A site ranks for hard terms in one topic but nothing in another because topical authority is topic-specific, not a single global score, and it does not transfer across unrelated subjects. In the first topic, the site earned its position the hard way: it built deep coverage of the subject’s questions, attracted links from sources in that field, and accumulated the trust that lets it compete for difficult queries. In the second topic, none of that exists. To a search engine evaluating that subject, the site is a stranger with no track record, so the strength in the first area simply does not apply.
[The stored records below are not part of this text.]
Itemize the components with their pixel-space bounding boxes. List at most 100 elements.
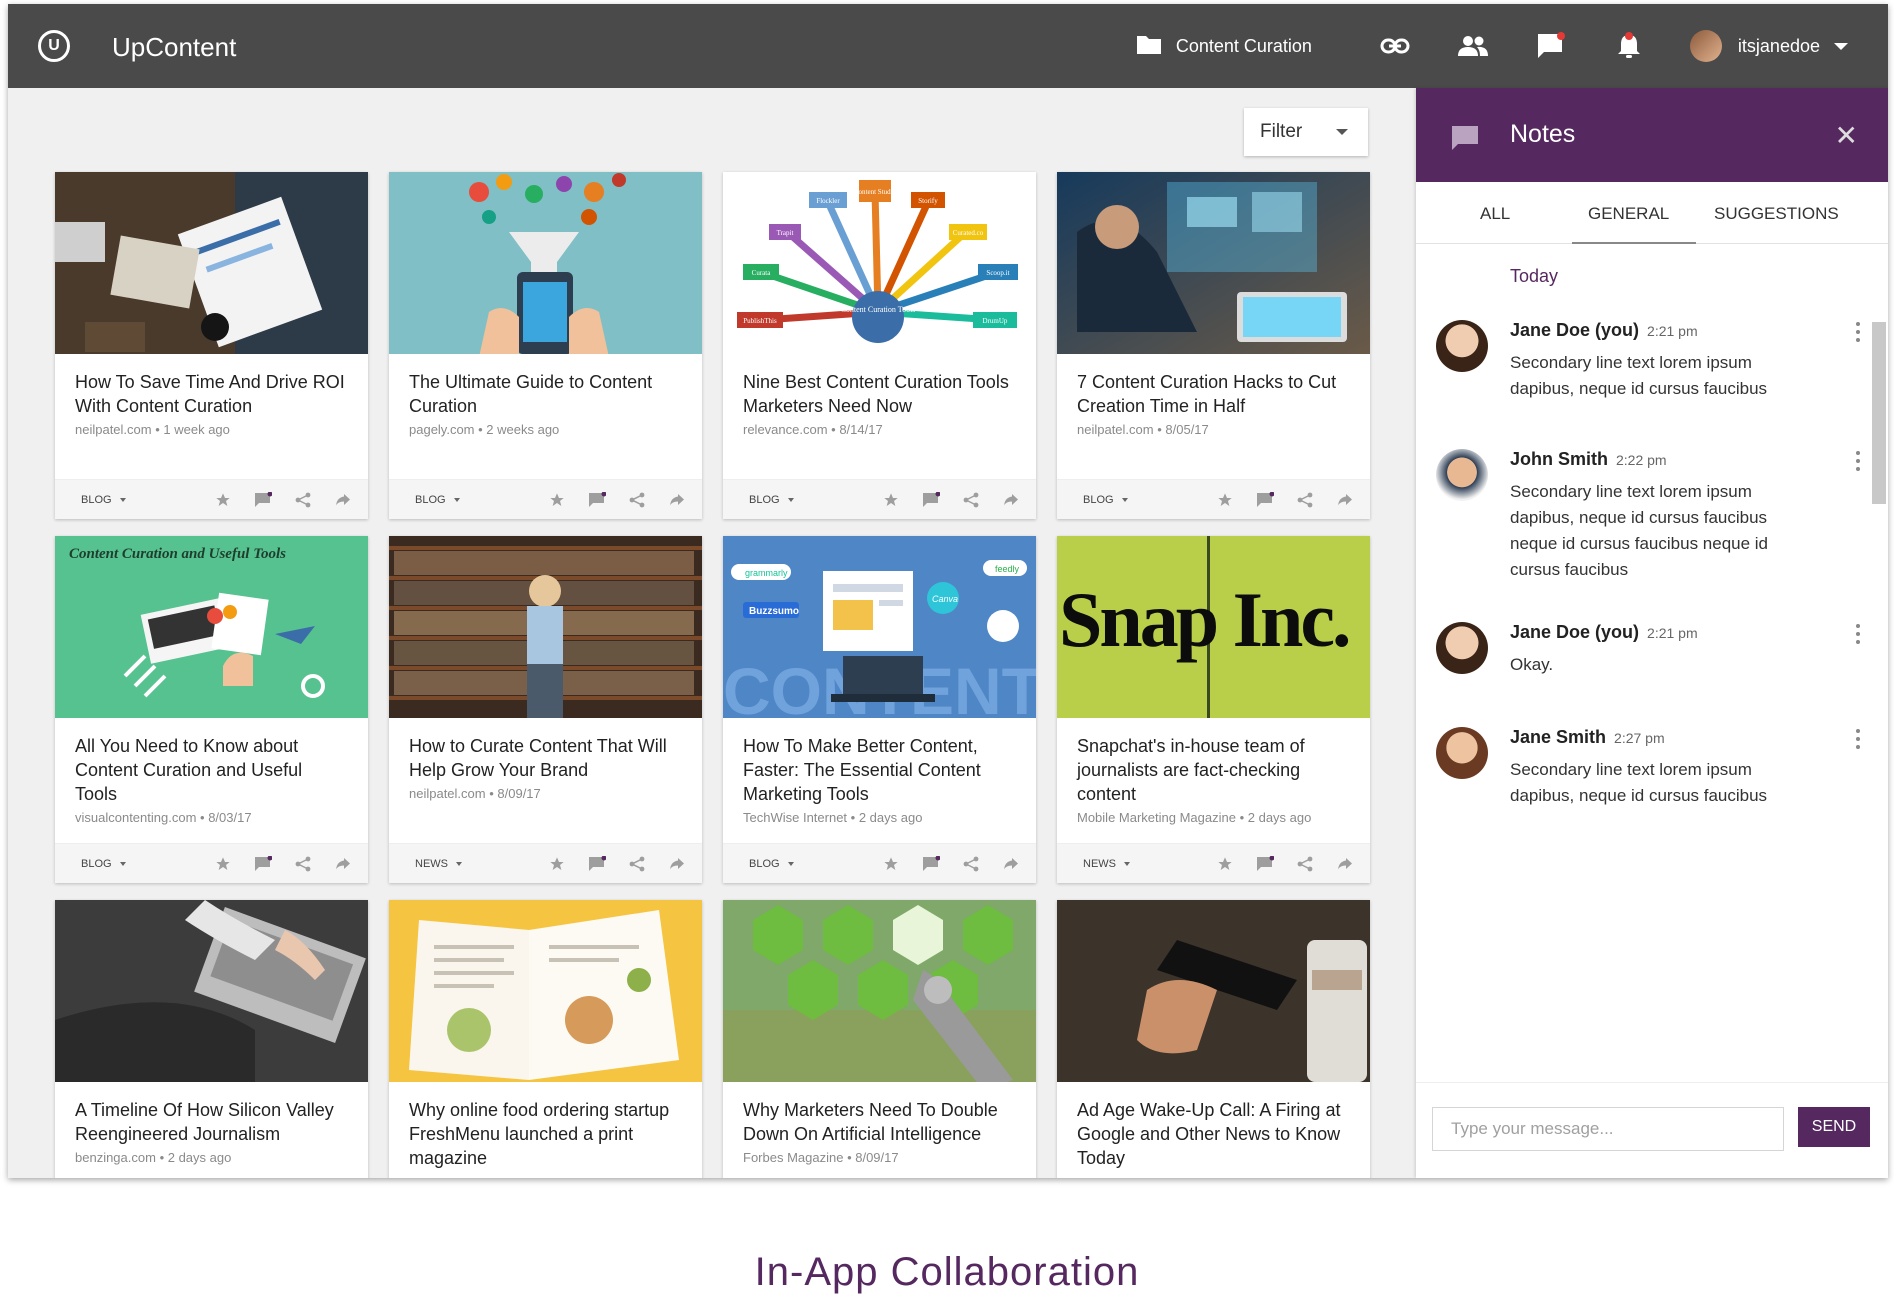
user-menu[interactable]: itsjanedoe	[1689, 30, 1848, 62]
people-icon[interactable]	[1457, 30, 1489, 62]
workspace-selector[interactable]: Content Curation	[1136, 33, 1312, 60]
article-title[interactable]: Snapchat's in-house team of journalists …	[1077, 734, 1350, 806]
close-icon[interactable]: ✕	[1835, 122, 1858, 150]
article-card[interactable]: Snap Inc. Snapchat's in-house team of jo…	[1057, 536, 1370, 883]
article-card[interactable]: How To Save Time And Drive ROI With Cont…	[55, 172, 368, 519]
svg-text:DrumUp: DrumUp	[983, 317, 1008, 325]
article-title[interactable]: Why online food ordering startup FreshMe…	[409, 1098, 682, 1170]
forward-icon[interactable]	[1336, 491, 1354, 509]
content-type-dropdown[interactable]: BLOG	[749, 858, 860, 870]
more-vert-icon[interactable]	[1856, 624, 1860, 648]
message-input[interactable]	[1432, 1107, 1784, 1151]
article-card[interactable]: The Ultimate Guide to Content Curation p…	[389, 172, 702, 519]
article-card[interactable]: Content Curation and Useful Tools All Yo…	[55, 536, 368, 883]
comment-icon[interactable]	[922, 855, 940, 873]
svg-text:Storify: Storify	[918, 197, 938, 205]
card-action-bar: BLOG	[55, 843, 368, 883]
share-icon[interactable]	[1296, 491, 1314, 509]
article-title[interactable]: The Ultimate Guide to Content Curation	[409, 370, 682, 418]
upcontent-logo[interactable]: U	[38, 30, 70, 62]
article-title[interactable]: All You Need to Know about Content Curat…	[75, 734, 348, 806]
chat-icon[interactable]	[1535, 30, 1567, 62]
tab-suggestions[interactable]: SUGGESTIONS	[1714, 204, 1839, 224]
filter-label: Filter	[1260, 121, 1303, 142]
article-title[interactable]: A Timeline Of How Silicon Valley Reengin…	[75, 1098, 348, 1146]
content-type-label: NEWS	[1083, 857, 1116, 870]
star-icon[interactable]	[214, 855, 232, 873]
star-icon[interactable]	[214, 491, 232, 509]
filter-dropdown[interactable]: Filter	[1244, 108, 1368, 156]
share-icon[interactable]	[962, 855, 980, 873]
content-type-dropdown[interactable]: BLOG	[81, 858, 192, 870]
share-icon[interactable]	[294, 491, 312, 509]
comment-icon[interactable]	[1256, 491, 1274, 509]
svg-text:grammarly: grammarly	[745, 568, 788, 578]
more-vert-icon[interactable]	[1856, 322, 1860, 346]
article-title[interactable]: Ad Age Wake-Up Call: A Firing at Google …	[1077, 1098, 1350, 1170]
tab-all[interactable]: ALL	[1480, 204, 1510, 224]
share-icon[interactable]	[628, 491, 646, 509]
share-icon[interactable]	[1296, 855, 1314, 873]
star-icon[interactable]	[882, 491, 900, 509]
article-title[interactable]: Why Marketers Need To Double Down On Art…	[743, 1098, 1016, 1146]
comment-icon[interactable]	[1256, 855, 1274, 873]
article-source: TechWise Internet	[743, 810, 848, 825]
article-title[interactable]: How To Save Time And Drive ROI With Cont…	[75, 370, 348, 418]
forward-icon[interactable]	[334, 491, 352, 509]
share-icon[interactable]	[628, 855, 646, 873]
content-type-dropdown[interactable]: BLOG	[749, 494, 860, 506]
share-icon[interactable]	[294, 855, 312, 873]
article-card[interactable]: A Timeline Of How Silicon Valley Reengin…	[55, 900, 368, 1178]
comment-icon[interactable]	[588, 491, 606, 509]
content-type-label: BLOG	[1083, 493, 1114, 506]
article-title[interactable]: 7 Content Curation Hacks to Cut Creation…	[1077, 370, 1350, 418]
forward-icon[interactable]	[1002, 855, 1020, 873]
star-icon[interactable]	[548, 491, 566, 509]
comment-icon[interactable]	[254, 491, 272, 509]
article-source: benzinga.com	[75, 1150, 156, 1165]
article-card[interactable]: How to Curate Content That Will Help Gro…	[389, 536, 702, 883]
article-card[interactable]: Why online food ordering startup FreshMe…	[389, 900, 702, 1178]
article-title[interactable]: How To Make Better Content, Faster: The …	[743, 734, 1016, 806]
note-time: 2:21 pm	[1647, 323, 1698, 339]
content-type-dropdown[interactable]: BLOG	[415, 494, 526, 506]
article-card[interactable]: 7 Content Curation Hacks to Cut Creation…	[1057, 172, 1370, 519]
bell-icon[interactable]	[1613, 30, 1645, 62]
comment-icon[interactable]	[254, 855, 272, 873]
more-vert-icon[interactable]	[1856, 451, 1860, 475]
more-vert-icon[interactable]	[1856, 729, 1860, 753]
article-meta: Forbes Magazine • 8/09/17	[743, 1150, 899, 1165]
content-type-label: BLOG	[749, 857, 780, 870]
comment-icon[interactable]	[922, 491, 940, 509]
article-title[interactable]: Nine Best Content Curation Tools Markete…	[743, 370, 1016, 418]
article-card[interactable]: Content Curation Tools Flockler Content …	[723, 172, 1036, 519]
forward-icon[interactable]	[668, 855, 686, 873]
star-icon[interactable]	[882, 855, 900, 873]
content-type-label: BLOG	[81, 493, 112, 506]
svg-text:Scoop.it: Scoop.it	[986, 269, 1009, 277]
content-type-dropdown[interactable]: NEWS	[1083, 858, 1194, 870]
article-thumbnail	[723, 900, 1036, 1082]
send-button[interactable]: SEND	[1798, 1107, 1870, 1147]
article-card[interactable]: Why Marketers Need To Double Down On Art…	[723, 900, 1036, 1178]
share-icon[interactable]	[962, 491, 980, 509]
comment-icon[interactable]	[588, 855, 606, 873]
star-icon[interactable]	[548, 855, 566, 873]
forward-icon[interactable]	[1002, 491, 1020, 509]
star-icon[interactable]	[1216, 855, 1234, 873]
article-card[interactable]: CONTENT grammarly Buzzsumo feedly Canva	[723, 536, 1036, 883]
article-card[interactable]: Ad Age Wake-Up Call: A Firing at Google …	[1057, 900, 1370, 1178]
forward-icon[interactable]	[334, 855, 352, 873]
content-type-dropdown[interactable]: BLOG	[81, 494, 192, 506]
star-icon[interactable]	[1216, 491, 1234, 509]
forward-icon[interactable]	[1336, 855, 1354, 873]
link-icon[interactable]	[1379, 30, 1411, 62]
content-type-dropdown[interactable]: BLOG	[1083, 494, 1194, 506]
app-window: U UpContent Content Curation itsjanedoe …	[8, 4, 1888, 1178]
forward-icon[interactable]	[668, 491, 686, 509]
tab-general[interactable]: GENERAL	[1588, 204, 1669, 224]
content-type-dropdown[interactable]: NEWS	[415, 858, 526, 870]
topbar-actions: Content Curation itsjanedoe	[1136, 4, 1888, 88]
scrollbar[interactable]	[1872, 322, 1886, 504]
article-title[interactable]: How to Curate Content That Will Help Gro…	[409, 734, 682, 782]
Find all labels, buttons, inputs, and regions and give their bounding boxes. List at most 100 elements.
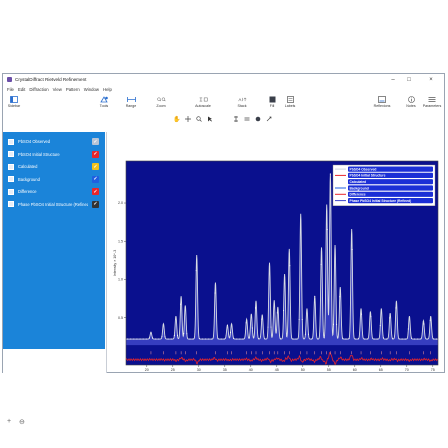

The clearest way to understand this is to stop thinking of authority as one number attached to your domain. It behaves more like a separate reputation in each subject area. The coverage you built, the links you earned, and the signals that proved you know the first topic are all bound to that topic. They tell the engine you are a credible source there, and they say nothing about your credibility somewhere else. When you reach into an unrelated area, you start that reputation from scratch, which is why a site that crushes hard terms in one lane can be invisible in another.

This is why spillover does not happen the way people expect. A strong domain entering a new, unrelated topic often assumes its existing authority will carry the new pages, but the engine evaluates the new topic on its own coverage and its own links. Without dedicated content depth and relevant trust in the second subject, even a well-known site competes as a newcomer there. The authority is real, but it lives in the wrong place to help.

There is a nuance worth keeping honest: when the second topic is genuinely adjacent to the first, some relevance can carry over, because the engine sees an overlap in subject matter. But for truly unrelated topics, the gap is real, and treating it as a transfer problem only delays the actual work.

So when you see your site dominating one topic and floundering in another, redirect the effort rather than waiting for spillover. Build dedicated coverage in the weak topic, answer its real questions, and earn links relevant to that subject, exactly as you did for the topic you already own. Treat each topic as its own reputation to build, not one score to spread.